BLBG: Productivity of U.S. Workers Rises More Than Forecast
By Shobhana Chandra
May 6 (Bloomberg) -- The productivity of U.S. workers rose in the first quarter more than forecast, signaling employers will take time to boost payrolls in order to contain costs.
The measure of employee output per hour climbed at a 3.6 percent annual rate, Labor Department figures showed today in Washington. Efficiency advanced 6.3 percent over the past four quarters, the biggest 12-month increase since 1962. Labor costs fell more than projected.
Employment may improve as companies such as Timken Co., which slashed payrolls and relied on becoming more efficient to lower expenses and protect profits during the recession, now look to expand as sales improve. The drop in labor costs is also helping limit inflation, giving Federal Reserve policy makers room to keep interest rates near zero.
‘Companies are still using productivity growth and cost- cutting as a major part of their business plan,” said Joshua Shapiro, chief U.S. economist at Maria Fiorini Ramirez Inc., a New York forecasting firm. “They are still being very slow to bring back people. Labor costs won’t be an issue.”
Economists projected productivity would rise at a 2.6 percent annual pace, according to the median of 64 forecasts in a Bloomberg News survey. Estimates ranged from gains of 1.5 percent to 3.9 percent. The Labor Department revised the fourth- quarter gain in efficiency down to a 6.3 percent rate from a previously estimated 6.9 percent.
Fewer Claims
The number of Americans filing claims for jobless benefits last week dropped to the lowest level in a month, indicating improvement in the labor market is taking time to develop, other figures from the Labor Department showed today.

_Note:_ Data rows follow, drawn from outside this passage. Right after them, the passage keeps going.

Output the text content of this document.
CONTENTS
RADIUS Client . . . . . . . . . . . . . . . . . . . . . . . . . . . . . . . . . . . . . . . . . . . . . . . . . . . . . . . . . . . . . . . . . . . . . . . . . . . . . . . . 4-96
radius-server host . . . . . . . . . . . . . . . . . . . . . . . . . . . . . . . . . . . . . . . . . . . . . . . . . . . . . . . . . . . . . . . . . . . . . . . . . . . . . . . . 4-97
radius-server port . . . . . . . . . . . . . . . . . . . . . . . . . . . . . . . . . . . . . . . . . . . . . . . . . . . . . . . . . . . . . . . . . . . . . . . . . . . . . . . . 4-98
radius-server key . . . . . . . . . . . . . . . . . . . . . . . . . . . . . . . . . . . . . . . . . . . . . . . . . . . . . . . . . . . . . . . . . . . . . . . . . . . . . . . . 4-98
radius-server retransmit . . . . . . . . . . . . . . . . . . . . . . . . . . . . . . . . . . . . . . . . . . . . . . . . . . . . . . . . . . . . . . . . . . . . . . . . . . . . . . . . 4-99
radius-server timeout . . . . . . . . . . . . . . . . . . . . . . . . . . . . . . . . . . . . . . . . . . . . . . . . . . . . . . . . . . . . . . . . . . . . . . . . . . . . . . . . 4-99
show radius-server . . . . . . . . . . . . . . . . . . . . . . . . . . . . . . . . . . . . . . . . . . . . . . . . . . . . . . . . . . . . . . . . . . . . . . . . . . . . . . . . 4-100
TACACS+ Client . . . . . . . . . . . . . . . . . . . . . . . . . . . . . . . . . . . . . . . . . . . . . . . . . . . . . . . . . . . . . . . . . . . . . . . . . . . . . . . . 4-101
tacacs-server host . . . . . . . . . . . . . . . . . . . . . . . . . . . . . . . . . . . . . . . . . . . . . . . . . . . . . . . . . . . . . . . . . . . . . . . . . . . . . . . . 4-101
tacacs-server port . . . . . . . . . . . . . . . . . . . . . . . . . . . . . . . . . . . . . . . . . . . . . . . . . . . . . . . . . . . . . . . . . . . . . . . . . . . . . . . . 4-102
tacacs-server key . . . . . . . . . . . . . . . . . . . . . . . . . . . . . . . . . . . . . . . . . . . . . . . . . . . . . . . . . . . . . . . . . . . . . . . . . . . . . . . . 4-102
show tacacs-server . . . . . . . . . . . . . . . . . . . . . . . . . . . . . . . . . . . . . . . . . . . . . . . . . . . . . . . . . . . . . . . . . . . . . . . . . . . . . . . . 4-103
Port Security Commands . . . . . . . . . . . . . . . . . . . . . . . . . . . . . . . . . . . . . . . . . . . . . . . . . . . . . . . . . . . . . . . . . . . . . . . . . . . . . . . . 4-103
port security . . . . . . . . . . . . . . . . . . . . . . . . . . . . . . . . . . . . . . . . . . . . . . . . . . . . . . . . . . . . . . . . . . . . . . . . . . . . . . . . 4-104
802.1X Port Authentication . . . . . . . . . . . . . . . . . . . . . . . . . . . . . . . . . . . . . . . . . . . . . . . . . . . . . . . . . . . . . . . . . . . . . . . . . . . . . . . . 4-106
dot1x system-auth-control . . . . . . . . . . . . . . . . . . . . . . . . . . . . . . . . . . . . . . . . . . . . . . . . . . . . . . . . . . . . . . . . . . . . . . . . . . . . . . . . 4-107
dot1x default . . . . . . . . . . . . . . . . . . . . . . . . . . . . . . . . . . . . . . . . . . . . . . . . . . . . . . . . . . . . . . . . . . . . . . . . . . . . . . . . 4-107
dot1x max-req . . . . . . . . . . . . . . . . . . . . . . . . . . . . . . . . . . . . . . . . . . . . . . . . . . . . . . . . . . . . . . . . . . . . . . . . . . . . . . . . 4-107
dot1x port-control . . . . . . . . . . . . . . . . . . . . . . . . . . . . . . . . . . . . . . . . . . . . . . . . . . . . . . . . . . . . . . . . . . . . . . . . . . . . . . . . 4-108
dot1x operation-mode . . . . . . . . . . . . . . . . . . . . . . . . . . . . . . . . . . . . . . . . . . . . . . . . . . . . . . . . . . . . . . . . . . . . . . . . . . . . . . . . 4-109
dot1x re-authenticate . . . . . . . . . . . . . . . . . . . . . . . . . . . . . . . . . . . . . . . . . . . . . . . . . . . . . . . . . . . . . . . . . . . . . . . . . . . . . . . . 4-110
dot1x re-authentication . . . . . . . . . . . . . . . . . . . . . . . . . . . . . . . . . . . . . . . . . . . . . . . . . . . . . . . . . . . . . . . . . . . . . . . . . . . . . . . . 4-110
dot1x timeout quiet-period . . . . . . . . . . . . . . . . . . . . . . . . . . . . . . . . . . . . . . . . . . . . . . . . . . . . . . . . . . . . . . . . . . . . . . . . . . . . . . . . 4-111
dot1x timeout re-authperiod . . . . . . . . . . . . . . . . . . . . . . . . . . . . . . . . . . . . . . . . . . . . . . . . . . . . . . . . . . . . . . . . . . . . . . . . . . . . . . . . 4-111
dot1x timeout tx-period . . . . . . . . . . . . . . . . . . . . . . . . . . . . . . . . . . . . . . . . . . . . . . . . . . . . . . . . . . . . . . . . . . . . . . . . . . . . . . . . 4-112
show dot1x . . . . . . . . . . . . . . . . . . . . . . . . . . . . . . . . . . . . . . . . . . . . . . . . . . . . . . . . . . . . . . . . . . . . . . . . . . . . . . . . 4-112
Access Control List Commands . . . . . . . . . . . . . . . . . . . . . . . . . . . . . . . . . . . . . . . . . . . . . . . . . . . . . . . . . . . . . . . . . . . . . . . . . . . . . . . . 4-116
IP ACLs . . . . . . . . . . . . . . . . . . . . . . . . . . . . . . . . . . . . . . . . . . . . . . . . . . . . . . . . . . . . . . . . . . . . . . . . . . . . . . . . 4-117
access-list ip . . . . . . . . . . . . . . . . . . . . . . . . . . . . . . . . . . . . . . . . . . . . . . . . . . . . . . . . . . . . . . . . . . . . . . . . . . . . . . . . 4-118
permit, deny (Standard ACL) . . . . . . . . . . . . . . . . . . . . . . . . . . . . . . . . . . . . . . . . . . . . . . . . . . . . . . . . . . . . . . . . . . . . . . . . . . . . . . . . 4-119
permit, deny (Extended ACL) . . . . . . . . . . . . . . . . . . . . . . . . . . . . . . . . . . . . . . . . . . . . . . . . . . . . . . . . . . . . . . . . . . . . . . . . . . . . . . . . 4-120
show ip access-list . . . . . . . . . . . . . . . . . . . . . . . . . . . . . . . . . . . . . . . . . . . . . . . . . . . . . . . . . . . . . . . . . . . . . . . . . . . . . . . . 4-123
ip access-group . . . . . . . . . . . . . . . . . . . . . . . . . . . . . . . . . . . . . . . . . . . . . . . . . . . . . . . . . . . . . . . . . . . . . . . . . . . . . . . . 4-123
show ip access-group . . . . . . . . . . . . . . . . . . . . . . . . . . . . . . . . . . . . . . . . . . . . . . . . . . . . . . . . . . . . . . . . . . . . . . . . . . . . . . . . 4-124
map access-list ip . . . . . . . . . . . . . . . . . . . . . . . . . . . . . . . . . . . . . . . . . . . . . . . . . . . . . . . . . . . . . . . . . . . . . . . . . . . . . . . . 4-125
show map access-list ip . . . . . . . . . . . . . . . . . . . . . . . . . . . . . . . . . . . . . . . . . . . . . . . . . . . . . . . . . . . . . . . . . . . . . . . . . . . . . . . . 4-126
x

Initial jobless claims fell by 7,000 to 444,000 in the week ended May 1, the third consecutive decrease and in line with the median forecast of economists surveyed by Bloomberg News. The number of people receiving unemployment insurance decreased and those getting extended payments rose.
Stock-index futures dropped after the reports as growing concern that the Greece debt crisis will spread through Europe overshadowed the drop in labor costs. The contract on the Standard & Poor’s 500 Index fell 0.3 percent to 1,160.1 at 8:52 a.m. in New York. Treasury securities dropped.
The productivity report showed unit labor costs, adjusted for efficiency gains, dropped at a 1.6 percent pace last quarter after a 5.6 percent decrease the previous three months. They were projected to fall 0.7 percent, according to the Bloomberg survey median.
Record Plunge
For all of 2009, labor costs plunged 1.7 percent, the most since records began six decades ago.
Hours worked last quarter increased at a 0.8 percent pace, the most in almost three years. Output rose at a 4.4 percent rate.
Among manufacturers, productivity increased at a 2.5 percent pace as hours worked surged 4.9 percent, the most since 1996. Labor costs at factories dropped 6.1 percent from the first quarter of 2009, the biggest decrease since records began in 1988.
Having slashed 8.4 million workers from payrolls during the recession that began in December 2007, employers can no longer count on productivity alone to help meet the pickup in demand. The world’s largest economy expanded at a 3.2 percent annual rate last quarter, capping the biggest six-month gain since 2003.
Payroll Forecast
The Labor Department may report tomorrow that payrolls climbed by 189,000 in April after rising 162,000 in March, according to the survey median. The jobless rate was probably 9.7 percent for the fourth month.
High unemployment and modest income growth are taming price pressures. Fed policy makers, who on April 28 reiterated their pledge to hold the benchmark interest rate near zero for an “extended period,” said in a statement that “inflation is likely to be subdued for some time.”
Timken, a maker of automotive bearings, reported a gain in first-quarter profit and raised its annual forecast, saying it was in part due to cost-cutting efforts and rising demand. The Canton, Ohio-based company, which shed more than 25 percent of its staff by the end of last year from the start of 2008, is now adding workers.
“Our output is higher and our production workforce is leaner,” James Griffith, president and chief executive officer, said on a conference call with analysts on April 29. “With just a modest increase in sales, we are seeing dramatically better productivity. As a result, we’ve been able to translate those sales almost directly to the bottom line.”
Griffith also said that Timken has added about 1,000 people, more than half of whom are contingent workers that allow it to remain flexible.